The group has been making efforts to expand nationwide lately, going into cities where people might not expect a major crime problem, such as Akron, Ohio, Davenport, Iowa, Halifax, Nova Scotia — and now Salt Lake City. The founder, Curtis Sliwa, says this is a response to a growing crime problem, and to the anti-snitching culture that makes many people too scared to testify concerning crimes they have witnessed.

It's a matter of common sense that a Guardian Angels presence can be a welcomed sign in a place like Pioneer Park, where drug dealers and other petty criminals have defied politicians and police for decades. Small wonder that Salt Lake County Mayor Peter Corroon was on hand last week to praise that type of community action.

Police know it is impossible to be all places at all times. The Angels give them extra sets of eyes and ears in high-crime areas. Even if they get a bit feisty when making citizen's arrests, the Angels don't cost taxpayers a dime.

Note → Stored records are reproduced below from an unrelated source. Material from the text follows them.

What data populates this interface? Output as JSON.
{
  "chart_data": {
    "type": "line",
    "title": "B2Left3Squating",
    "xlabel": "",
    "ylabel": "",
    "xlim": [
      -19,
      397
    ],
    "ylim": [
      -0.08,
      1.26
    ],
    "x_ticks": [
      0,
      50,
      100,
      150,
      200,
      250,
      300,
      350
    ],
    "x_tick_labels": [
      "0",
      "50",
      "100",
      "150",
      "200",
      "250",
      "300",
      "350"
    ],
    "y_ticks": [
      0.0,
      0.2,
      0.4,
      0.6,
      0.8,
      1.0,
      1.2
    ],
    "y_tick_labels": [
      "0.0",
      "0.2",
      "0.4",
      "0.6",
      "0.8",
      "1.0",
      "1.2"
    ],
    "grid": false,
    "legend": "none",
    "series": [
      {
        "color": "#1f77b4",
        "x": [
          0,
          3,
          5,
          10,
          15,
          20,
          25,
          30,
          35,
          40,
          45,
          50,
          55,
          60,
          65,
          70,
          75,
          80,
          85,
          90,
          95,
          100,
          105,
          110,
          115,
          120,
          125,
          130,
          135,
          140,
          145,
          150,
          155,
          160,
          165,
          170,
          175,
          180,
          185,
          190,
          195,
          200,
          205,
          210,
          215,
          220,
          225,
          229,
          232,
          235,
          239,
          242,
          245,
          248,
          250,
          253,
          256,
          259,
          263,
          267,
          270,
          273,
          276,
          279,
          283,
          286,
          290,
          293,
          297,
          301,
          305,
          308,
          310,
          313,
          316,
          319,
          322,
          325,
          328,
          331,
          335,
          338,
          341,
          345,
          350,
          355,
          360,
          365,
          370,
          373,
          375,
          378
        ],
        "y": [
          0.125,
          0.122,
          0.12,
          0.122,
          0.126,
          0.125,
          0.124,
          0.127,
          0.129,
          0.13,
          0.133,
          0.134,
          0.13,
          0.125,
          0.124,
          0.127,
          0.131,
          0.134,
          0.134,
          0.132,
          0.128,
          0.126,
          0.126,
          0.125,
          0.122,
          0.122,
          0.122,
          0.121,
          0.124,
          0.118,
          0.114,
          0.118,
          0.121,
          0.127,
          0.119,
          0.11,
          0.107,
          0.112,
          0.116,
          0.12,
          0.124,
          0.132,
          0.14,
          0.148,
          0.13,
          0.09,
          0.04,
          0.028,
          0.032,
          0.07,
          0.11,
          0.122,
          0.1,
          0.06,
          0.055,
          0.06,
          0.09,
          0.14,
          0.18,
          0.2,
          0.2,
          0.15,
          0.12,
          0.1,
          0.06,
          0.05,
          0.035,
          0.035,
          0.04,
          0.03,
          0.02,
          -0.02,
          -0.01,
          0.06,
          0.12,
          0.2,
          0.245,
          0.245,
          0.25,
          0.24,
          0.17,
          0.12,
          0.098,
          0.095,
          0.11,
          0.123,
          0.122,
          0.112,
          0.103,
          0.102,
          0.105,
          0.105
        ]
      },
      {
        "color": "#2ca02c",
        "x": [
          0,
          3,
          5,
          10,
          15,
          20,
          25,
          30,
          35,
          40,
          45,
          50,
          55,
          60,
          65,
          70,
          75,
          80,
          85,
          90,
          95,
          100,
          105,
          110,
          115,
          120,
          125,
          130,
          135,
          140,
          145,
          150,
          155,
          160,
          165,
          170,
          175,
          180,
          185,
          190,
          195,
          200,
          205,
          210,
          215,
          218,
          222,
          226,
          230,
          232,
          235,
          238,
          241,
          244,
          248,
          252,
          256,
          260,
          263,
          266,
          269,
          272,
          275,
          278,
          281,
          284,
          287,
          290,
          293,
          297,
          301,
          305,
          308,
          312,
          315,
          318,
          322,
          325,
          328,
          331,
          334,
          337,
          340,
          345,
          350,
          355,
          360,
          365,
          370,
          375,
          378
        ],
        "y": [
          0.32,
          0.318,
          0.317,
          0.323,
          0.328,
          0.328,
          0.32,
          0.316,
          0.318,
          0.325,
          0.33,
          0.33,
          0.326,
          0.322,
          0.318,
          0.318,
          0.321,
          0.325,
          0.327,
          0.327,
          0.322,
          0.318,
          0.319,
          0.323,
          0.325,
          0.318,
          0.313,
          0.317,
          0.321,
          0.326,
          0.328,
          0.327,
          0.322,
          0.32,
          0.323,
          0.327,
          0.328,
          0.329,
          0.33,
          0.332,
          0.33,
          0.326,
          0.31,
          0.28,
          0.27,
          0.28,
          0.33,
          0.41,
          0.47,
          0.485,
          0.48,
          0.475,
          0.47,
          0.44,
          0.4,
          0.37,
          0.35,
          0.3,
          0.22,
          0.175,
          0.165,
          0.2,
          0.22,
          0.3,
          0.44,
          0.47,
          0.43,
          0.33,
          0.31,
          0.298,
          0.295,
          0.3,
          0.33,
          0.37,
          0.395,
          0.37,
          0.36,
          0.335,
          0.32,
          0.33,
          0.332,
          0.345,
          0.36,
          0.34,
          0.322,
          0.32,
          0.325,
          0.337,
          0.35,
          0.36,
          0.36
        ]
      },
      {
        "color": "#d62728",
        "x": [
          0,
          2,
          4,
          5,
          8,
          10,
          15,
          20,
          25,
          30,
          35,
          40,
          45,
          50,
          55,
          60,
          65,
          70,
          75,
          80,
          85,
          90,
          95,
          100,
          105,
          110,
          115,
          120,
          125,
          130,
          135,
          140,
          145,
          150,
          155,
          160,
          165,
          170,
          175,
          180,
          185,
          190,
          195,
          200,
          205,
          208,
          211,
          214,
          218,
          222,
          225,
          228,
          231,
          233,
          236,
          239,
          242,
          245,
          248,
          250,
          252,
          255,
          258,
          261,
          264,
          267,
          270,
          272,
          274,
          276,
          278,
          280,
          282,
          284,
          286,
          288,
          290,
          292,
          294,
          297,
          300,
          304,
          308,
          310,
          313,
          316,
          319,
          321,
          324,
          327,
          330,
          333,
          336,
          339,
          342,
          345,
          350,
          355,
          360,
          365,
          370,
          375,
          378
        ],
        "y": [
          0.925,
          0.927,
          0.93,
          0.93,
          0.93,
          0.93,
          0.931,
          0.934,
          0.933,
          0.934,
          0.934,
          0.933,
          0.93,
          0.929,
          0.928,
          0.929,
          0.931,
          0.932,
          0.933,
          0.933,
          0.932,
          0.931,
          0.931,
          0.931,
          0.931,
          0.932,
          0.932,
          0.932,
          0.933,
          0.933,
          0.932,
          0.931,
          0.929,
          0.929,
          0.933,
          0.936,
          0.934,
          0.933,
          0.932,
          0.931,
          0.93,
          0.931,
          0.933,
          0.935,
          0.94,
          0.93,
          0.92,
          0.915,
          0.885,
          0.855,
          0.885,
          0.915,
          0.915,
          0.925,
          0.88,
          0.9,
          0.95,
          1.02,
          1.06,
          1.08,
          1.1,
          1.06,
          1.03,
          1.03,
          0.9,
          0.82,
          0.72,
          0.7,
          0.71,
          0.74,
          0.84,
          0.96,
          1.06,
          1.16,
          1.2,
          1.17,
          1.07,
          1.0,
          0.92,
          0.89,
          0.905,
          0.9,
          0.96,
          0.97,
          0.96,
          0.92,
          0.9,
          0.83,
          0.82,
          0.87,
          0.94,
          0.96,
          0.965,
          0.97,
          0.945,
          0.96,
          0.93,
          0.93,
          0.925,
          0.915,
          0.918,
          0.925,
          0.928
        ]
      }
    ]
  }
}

But the Salt Lake area is not a place of unusually high crime rates. In most Utah neighborhoods, the Angels are not necessary. A neighborhood watch will suffice. Neighborhood watch volunteers keep a constant eye on things and, rather than confront criminals, immediately report them. The constant presence alone of a neighborhood watch vehicle at night can deter criminals.

If the Guardian Angels can clean up Utah's toughest crime areas, their presence is welcome. But it would be wise to keep one eye on the Angels, as well.